Listen. I don’t have to explain Minecraft, of all things, to anyone here. I’m sure even the most casual of gamers could explain it to me. Nothing I could say or write about it would be new, no ideas could be given that someone else doesn’t have, Minecraft is an all consuming global success that has woven its way into the human consciousness, as a peak example of the true meaning of the world meme before we started attaching the word to funny doge images.
So, in saying that, it seems kind of inevitable spinoffs are going to happen. There’s already been a few, none of which has really seemed to catch on like wildfire in the same way of the original game and have all enjoyed comparatively modest success.
The latest spinoff, Minecraft Dungeons, keeps the same Minecraft simplicity and applies it to the genre of dungeon crawling and roguelikes, with games like Diablo coming to mind for comparisons.

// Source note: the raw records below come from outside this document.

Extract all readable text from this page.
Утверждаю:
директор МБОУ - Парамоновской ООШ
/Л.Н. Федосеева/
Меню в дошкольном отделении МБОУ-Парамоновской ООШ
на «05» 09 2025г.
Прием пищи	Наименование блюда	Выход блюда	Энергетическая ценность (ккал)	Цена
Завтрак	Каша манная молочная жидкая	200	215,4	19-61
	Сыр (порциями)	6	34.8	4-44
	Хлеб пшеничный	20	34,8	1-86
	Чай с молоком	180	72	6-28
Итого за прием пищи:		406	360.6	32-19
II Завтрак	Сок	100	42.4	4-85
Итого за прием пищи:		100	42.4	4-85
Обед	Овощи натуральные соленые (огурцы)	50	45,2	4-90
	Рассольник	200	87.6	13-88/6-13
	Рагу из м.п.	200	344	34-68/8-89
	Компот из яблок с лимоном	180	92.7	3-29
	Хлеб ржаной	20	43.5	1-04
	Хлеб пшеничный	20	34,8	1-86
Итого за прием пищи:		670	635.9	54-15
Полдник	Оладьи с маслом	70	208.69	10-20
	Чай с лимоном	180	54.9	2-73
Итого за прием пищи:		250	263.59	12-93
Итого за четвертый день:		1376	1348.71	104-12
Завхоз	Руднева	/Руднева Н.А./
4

How do you expand a world as simple as Minecraft’s?
The answer is, of course, you don’t try too hard and let the game speak for itself in most aspects. The story is there, giving players a vague reason for why they’re travelling from dungeon to dungeon, with the evil Arch Illiger attacking local villages and generally causing unrest, with various classic biodomes being repurposed into sprawling but ultimately linear dungeons. For example, I’ve found myself going through green, jungle-like woods and firey dungeons full of lava traps, all in the blocky style we’ve come to know and love.

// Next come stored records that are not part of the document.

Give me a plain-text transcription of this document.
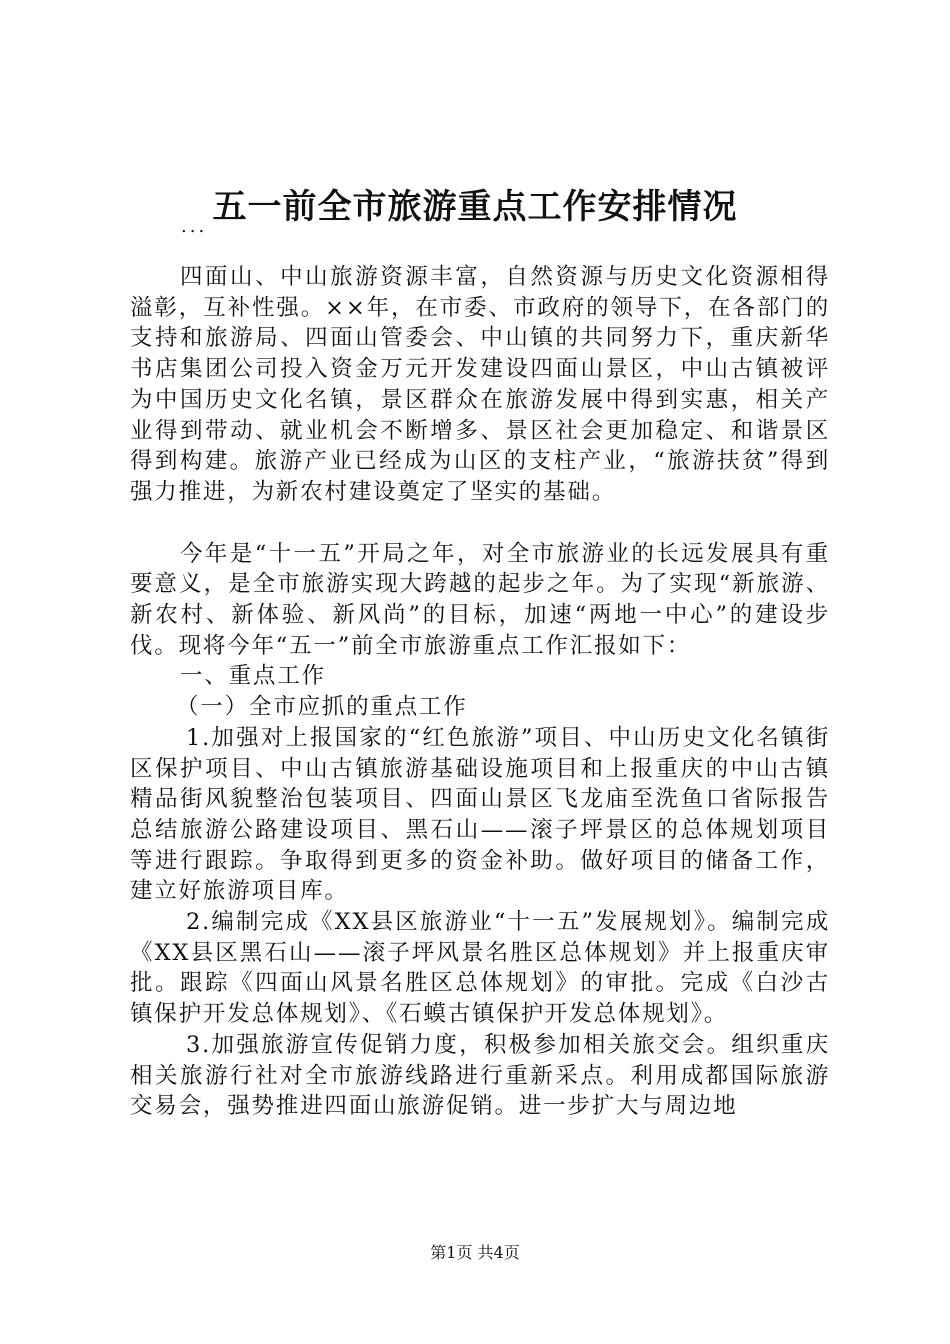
五一前全市旅游重点工作安排情况
...

四面山、中山旅游资源丰富，自然资源与历史文化资源相得溢彰，互补性强。××年，在市委、市政府的领导下，在各部门的支持和旅游局、四面山管委会、中山镇的共同努力下，重庆新华书店集团公司投入资金万元开发建设四面山景区，中山古镇被评为中国历史文化名镇，景区群众在旅游发展中得到实惠，相关产业得到带动、就业机会不断增多、景区社会更加稳定、和谐景区得到构建。旅游产业已经成为山区的支柱产业，“旅游扶贫”得到强力推进，为新农村建设奠定了坚实的基础。

今年是“十一五”开局之年，对全市旅游业的长远发展具有重要意义，是全市旅游实现大跨越的起步之年。为了实现“新旅游、新农村、新体验、新风尚”的目标，加速“两地一中心”的建设步伐。现将今年“五一”前全市旅游重点工作汇报如下：

一、重点工作

（一）全市应抓的重点工作

1.加强对上报国家的“红色旅游”项目、中山历史文化名镇街区保护项目、中山古镇旅游基础设施项目和上报重庆的中山古镇精品街风貌整治包装项目、四面山景区飞龙庙至洗鱼口省际报告总结旅游公路建设项目、黑石山——滚子坪景区的总体规划项目等进行跟踪。争取得到更多的资金补助。做好项目的储备工作，建立好旅游项目库。

2.编制完成《XX县区旅游业“十一五”发展规划》。编制完成《XX县区黑石山——滚子坪风景名胜区总体规划》并上报重庆审批。跟踪《四面山风景名胜区总体规划》的审批。完成《白沙古镇保护开发总体规划》、《石蟆古镇保护开发总体规划》。

3.加强旅游宣传促销力度，积极参加相关旅交会。组织重庆相关旅游行社对全市旅游线路进行重新采点。利用成都国际旅游交易会，强势推进四面山旅游促销。进一步扩大与周边地

第1页 共4页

I’ll also confess, I only got on the Minecraft train two years ago, and I think my total play time still only amasses to about two months on and off. Despite this, I absolutely adore it, and when the mood does strike me, I can become absolutely lost in it. Minecraft Dungeons, being a simpler take on the dungeon crawler, offers that but only to a point.
The dungeons are always going to be made up of similar elements with, at best, slight layout changes, meaning players are going to be traversing familiar environments on a regular basis, because it’s a fairly small game with each zone taking about 10 minutes, provided a lot of exploration comes in, and this is reflected in its low price-tag.

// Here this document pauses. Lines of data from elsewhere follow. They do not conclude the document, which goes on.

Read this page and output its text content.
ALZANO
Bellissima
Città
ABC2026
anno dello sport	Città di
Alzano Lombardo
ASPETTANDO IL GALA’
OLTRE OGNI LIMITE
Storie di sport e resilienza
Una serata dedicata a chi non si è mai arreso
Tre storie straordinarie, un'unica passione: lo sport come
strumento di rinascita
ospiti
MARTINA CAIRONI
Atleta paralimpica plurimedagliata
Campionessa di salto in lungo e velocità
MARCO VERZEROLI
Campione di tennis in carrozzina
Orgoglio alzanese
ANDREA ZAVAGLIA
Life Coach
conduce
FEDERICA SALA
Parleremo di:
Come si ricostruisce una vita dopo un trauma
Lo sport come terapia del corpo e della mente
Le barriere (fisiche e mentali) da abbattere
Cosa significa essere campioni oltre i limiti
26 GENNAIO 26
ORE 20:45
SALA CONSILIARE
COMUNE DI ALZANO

Though this isn’t a bad thing, because it allows the game to focus on what it does best, which is satisfying hacking, slashing and looting. Although the linear and repetitive nature of the various dungeons doesn’t allow a lot in the way of exploration or rewards, slicing up a heap of monsters and being forced to learn the mechanics in order to survive with a steep but encouraging learning curve still feels great.
Hackin’ ‘n’ Slashin’
So, essentially, the game works like this. There’s a basic camp area where players can buy new items and artefacts which are chosen at random. The items are all your traditional armour and weapon slots, while three artefacts at a time can be equipped and used like spells. This can include passive abilities, like a snowball that automatically fires up to once a second to stun enemies, through to more active abilities for defensive and offensive purposes, such as a horn that, when used, will push all enemies back.
From here, players are free to mix and match to create a play style that suits them. A ranged mage, a close-up melee brawler, it’s up to individual players to create their character in a way they find fun to play. And where more advanced games would punish gear being mis-matched with a bigger focus on the numbers and stats, Minecraft Dungeons encourages playing around but absolutely rewards players who are looking for depth can play through on harder difficulties and the gear absolutely has all kinds of stats and percentages to get the most out of specific builds.
In other words, the game works as a great introduction for players to the dungeon crawler genre. As someone who was always hesitant to dive into it, with games all focused on a base understanding and not allowing much room for error, it’s refreshing to see a game peel everything back, start from basics again, and allow players to really appreciate what makes the genre great at its core.
In saying that, however, its simplicity can also work against it. More content is promised in the future, but as it stands, I can’t really see myself going back to it with the repetitive nature and limited environments leaving me wanting.
Minecraft Dungeons is available now for Nintendo Switch, Xbox One, PlayStation 4 and PC.